The high cost of a college education, competitive classes and over-involvement in extracurricular activities can intensify the stress that comes with emerging adulthood in a fast-paced world, Spoltore said.

“I think it’s very stressful to be a college student today,” added Rudolph, who juggles classes along with serving as an EMT and is in the middle of applying for graduate school to become a physician assistant. “As a student we’re more inclined to put pressure on ourselves now because it’s so competitive looking for a job or getting into graduate school. There’s so much emphasis on getting the good grades and doing well.”

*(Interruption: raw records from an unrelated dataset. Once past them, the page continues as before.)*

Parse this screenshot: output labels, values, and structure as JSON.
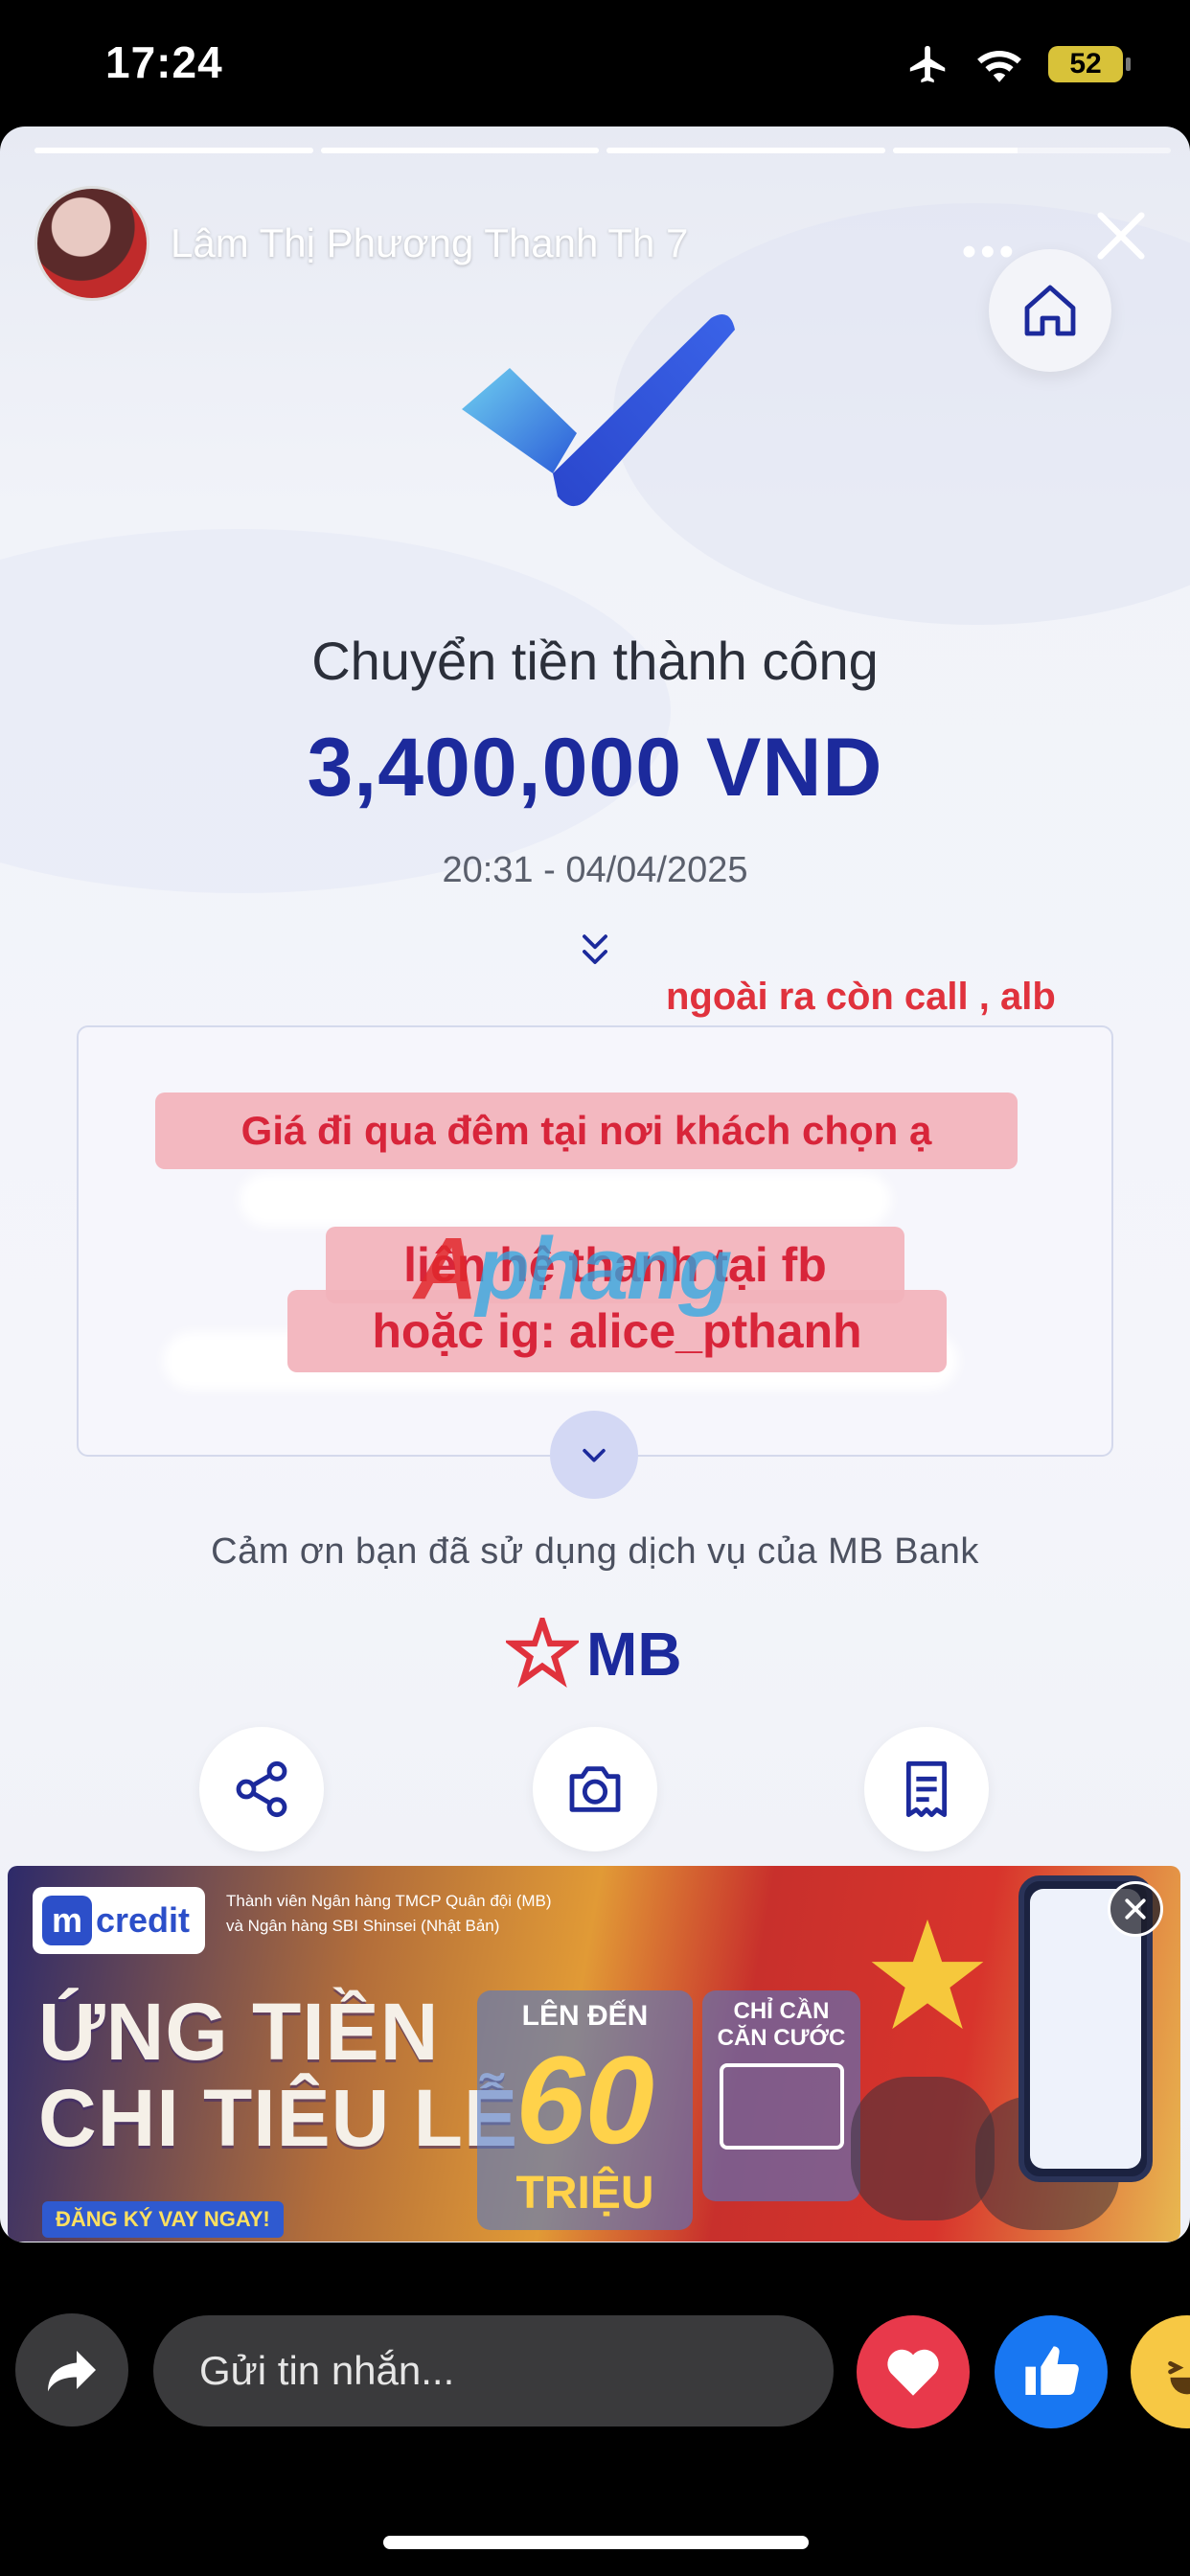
{
  "status_bar": {
    "time": "17:24",
    "battery": "52",
    "icons": [
      "airplane-icon",
      "wifi-icon",
      "battery-icon"
    ]
  },
  "story": {
    "progress": [
      1.0,
      1.0,
      1.0,
      0.45
    ],
    "user_name": "Lâm Thị Phương Thanh",
    "posted": "Th 7",
    "more_label": "•••"
  },
  "receipt": {
    "title": "Chuyển tiền thành công",
    "amount": "3,400,000 VND",
    "datetime": "20:31 - 04/04/2025",
    "thanks": "Cảm ơn bạn đã sử dụng dịch vụ của MB Bank",
    "bank_logo_text": "MB",
    "accent_color": "#1c2a9c"
  },
  "overlay_text": {
    "annotation": "ngoài ra còn call , alb",
    "price_note": "Giá đi qua đêm tại nơi khách chọn ạ",
    "contact_line1": "liên hệ thanh tại fb",
    "contact_line2": "hoặc ig: alice_pthanh",
    "watermark": "Aphang"
  },
  "banner": {
    "logo_m": "m",
    "logo_text": "credit",
    "small_line1": "Thành viên Ngân hàng TMCP Quân đội (MB)",
    "small_line2": "và Ngân hàng SBI Shinsei (Nhật Bản)",
    "headline_line1": "ỨNG TIỀN",
    "headline_line2": "CHI TIÊU LỄ",
    "cta": "ĐĂNG KÝ VAY NGAY!",
    "box1_top": "LÊN ĐẾN",
    "box1_value": "60",
    "box1_unit": "TRIỆU",
    "box2_line1": "CHỈ CẦN",
    "box2_line2": "CĂN CƯỚC"
  },
  "reply": {
    "placeholder": "Gửi tin nhắn..."
  }
}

Spoltore said 25 percent of Connecticut College’s student body received mental health services last year. “To be exact, that’s 467 students,” she said. Approximately 30 percent of them were male. (The student body is roughly 60 percent female, 40 percent male).

At the beginning of October, Connecticut College didn’t have a wait for a student who wanted to see a counselor, but it can take up to a week at certain times of the year, Spoltore said.

The Jed Foundation works with schools to get away from the medical model of a clinic with formal appointment procedures and promote outreach activities that meet students where they are at, such as walk-in counseling time during the evening in large dormitories or hosting psycho-educational sessions on study skills and time management.

“De-pathologize using the counseling services in ways that make it much easier for students to just go in there and not seem like it’s a big deal,” Schwartz explained. “While the care has to be medically competent, you want it to be as accessible and down to earth and unintimidating as you possibly can.”

Other schools that have joined The Campus Program include Boston University, Brandeis University, Massachusetts College of Art and Design, Springfield College, Three Rivers Community College, University of Massachusetts-Boston, Wentworth Institute of Technology and Worcester Polytechnic Institute.